Although over 50% of the population is considered impoverished, Uganda has made substantial economic progress in bringing people out of poverty. This is in large part due to local grassroots initiatives that promote sustainable farming, education and literacy, and entrepreneurship.
We begin our Kampala tour with a brief visit to a number of local landmarks including the Kampala Taxi Park, Nakasero Market, Constitutional Square, and Uganda parliament. From there, we drive through the busy streets of Kampala towards Eastern Uganda, passing the Mandela football stadium named after the late Nelson Mandela. On the way, we confront the tragic history of Ugandan martyrdom in which 23 Anglican and 22 Catholic converts were executed in the late 19th century. Known for its beautiful architecture, the Uganda Martyrs Shrine was built to commemorate their sacrifice and is a local site of prayer and worship.

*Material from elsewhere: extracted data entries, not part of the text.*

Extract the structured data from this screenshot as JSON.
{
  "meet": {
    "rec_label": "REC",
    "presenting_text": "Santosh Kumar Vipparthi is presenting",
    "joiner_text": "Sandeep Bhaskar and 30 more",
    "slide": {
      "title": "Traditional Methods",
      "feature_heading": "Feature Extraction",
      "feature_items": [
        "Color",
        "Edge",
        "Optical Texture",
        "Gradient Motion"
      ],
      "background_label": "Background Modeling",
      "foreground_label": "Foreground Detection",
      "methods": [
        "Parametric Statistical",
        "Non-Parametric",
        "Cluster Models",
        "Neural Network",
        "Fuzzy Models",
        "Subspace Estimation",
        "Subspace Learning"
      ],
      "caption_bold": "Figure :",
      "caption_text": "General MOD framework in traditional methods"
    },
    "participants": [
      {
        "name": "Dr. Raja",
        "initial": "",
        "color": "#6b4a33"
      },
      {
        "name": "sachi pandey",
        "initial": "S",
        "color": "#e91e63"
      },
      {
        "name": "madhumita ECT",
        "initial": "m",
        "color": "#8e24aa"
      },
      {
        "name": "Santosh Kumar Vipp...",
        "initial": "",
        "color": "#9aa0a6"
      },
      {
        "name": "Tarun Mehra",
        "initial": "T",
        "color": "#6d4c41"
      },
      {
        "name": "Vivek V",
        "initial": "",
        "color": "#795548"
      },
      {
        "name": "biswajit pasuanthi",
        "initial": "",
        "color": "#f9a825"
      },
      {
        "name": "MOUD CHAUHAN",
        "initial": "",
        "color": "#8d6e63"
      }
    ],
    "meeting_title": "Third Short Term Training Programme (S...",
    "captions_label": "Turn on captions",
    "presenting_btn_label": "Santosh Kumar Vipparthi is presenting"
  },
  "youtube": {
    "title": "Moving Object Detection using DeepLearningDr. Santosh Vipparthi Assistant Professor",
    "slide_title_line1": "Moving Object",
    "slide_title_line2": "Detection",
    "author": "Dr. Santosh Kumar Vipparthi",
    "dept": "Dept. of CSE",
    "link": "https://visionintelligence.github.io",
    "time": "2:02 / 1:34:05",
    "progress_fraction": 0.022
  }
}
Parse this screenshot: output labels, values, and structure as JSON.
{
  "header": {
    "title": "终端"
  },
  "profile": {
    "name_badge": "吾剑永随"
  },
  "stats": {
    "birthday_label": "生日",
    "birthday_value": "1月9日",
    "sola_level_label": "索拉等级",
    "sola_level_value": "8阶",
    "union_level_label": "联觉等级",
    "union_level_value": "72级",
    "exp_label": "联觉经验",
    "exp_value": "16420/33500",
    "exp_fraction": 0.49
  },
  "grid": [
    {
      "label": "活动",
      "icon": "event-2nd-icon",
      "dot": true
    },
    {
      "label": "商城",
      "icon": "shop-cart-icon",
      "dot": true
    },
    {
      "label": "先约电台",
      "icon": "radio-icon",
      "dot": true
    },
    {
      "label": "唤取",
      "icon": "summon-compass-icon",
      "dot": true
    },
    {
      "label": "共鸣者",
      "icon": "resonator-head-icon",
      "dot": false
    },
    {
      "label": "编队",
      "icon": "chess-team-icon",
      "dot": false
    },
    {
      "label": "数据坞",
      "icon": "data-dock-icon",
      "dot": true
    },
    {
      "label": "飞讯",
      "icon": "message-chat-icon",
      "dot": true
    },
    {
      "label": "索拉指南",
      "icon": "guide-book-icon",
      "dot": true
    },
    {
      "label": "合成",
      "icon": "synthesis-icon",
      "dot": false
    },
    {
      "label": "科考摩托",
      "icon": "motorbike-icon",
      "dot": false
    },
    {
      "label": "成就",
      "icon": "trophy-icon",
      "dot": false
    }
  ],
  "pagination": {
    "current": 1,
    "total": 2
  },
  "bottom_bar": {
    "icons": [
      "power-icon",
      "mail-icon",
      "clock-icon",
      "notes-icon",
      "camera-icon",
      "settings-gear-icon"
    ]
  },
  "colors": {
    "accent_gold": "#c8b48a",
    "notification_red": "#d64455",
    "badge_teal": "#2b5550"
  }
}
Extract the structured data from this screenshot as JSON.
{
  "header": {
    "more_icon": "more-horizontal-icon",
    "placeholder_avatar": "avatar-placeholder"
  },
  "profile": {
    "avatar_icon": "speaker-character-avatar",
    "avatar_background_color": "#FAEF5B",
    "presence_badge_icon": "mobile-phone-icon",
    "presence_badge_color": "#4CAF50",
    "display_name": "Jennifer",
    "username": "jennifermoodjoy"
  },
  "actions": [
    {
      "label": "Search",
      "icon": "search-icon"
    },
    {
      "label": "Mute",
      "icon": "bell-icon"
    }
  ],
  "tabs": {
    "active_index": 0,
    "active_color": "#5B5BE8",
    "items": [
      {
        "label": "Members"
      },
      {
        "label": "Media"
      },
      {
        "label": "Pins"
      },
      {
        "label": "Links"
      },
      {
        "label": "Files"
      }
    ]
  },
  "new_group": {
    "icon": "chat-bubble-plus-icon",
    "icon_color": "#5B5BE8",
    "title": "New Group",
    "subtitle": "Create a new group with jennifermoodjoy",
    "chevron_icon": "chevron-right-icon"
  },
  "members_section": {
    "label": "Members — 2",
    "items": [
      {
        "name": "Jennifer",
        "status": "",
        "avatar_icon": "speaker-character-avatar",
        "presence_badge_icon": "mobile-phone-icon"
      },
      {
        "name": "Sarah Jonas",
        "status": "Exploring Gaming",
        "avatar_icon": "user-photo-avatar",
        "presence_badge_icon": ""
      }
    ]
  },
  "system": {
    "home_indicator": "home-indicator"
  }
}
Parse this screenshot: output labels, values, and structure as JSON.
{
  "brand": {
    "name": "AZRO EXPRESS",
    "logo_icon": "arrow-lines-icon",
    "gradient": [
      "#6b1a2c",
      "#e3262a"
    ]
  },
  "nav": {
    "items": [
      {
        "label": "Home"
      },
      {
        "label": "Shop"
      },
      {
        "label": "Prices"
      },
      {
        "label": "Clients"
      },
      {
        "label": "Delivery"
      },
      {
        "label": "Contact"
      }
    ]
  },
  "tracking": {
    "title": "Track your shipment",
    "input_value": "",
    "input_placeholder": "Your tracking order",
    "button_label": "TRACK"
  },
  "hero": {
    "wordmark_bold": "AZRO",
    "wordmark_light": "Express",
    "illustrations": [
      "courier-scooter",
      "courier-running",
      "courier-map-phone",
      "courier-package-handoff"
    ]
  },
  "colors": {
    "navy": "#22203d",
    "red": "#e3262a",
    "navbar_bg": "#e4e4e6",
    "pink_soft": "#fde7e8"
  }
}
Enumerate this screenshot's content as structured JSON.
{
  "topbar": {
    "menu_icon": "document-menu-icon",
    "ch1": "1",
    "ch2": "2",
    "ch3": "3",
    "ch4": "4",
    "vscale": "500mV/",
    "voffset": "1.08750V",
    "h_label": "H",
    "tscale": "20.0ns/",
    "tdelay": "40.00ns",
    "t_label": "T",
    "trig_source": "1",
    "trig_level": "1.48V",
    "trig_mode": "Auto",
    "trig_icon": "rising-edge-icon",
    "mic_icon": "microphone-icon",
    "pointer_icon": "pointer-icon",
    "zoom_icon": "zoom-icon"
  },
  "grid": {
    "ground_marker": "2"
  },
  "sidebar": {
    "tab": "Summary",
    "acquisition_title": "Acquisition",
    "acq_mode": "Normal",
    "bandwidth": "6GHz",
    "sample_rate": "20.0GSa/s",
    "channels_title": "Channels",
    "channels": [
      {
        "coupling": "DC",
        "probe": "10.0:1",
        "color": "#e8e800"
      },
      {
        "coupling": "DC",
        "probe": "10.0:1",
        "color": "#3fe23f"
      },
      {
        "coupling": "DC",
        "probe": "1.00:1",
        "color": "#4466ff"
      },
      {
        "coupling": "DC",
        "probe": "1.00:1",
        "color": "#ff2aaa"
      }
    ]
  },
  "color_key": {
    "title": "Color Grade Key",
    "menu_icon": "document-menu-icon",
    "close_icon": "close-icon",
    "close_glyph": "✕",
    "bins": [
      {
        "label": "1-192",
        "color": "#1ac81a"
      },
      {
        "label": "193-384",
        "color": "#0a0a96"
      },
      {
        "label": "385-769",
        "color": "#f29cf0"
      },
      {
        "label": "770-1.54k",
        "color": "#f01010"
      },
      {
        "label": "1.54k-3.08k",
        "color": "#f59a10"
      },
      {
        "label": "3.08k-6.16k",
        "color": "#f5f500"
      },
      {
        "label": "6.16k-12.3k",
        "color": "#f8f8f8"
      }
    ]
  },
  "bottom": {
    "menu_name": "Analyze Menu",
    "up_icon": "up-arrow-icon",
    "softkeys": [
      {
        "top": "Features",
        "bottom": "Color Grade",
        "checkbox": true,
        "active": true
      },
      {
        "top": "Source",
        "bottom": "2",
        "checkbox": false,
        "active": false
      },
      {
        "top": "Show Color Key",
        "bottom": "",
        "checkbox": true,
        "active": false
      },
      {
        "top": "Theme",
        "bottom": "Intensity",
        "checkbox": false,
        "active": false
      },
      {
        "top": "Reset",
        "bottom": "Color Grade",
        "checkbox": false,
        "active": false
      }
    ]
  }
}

From there, we will have the opportunity to visit two out of three grassroots development projects located in Kampala. A local expert will brief us on the history and significance of each initiative. The Katende Harambe Rural-Urban Training Center in Namugongo is a family-run agricultural training centre whose mission is to accelerate wealth through sustainable integrated farming practices. The Kawempe Youth Centre is an NGO that focuses on improving education and literacy among Kampala’s Youth. The Kinawataka Woman’s Initiative empowers woman in Kampala to become local entrepreneurs and open small businesses to support economic development.
Understanding the importance of grassroots development in Uganda provides a unique insight into the local culture of Kampala. When you get dropped off at your hotel, be sure to ask your local guide about other lesser-known ways to explore Uganda’s capital.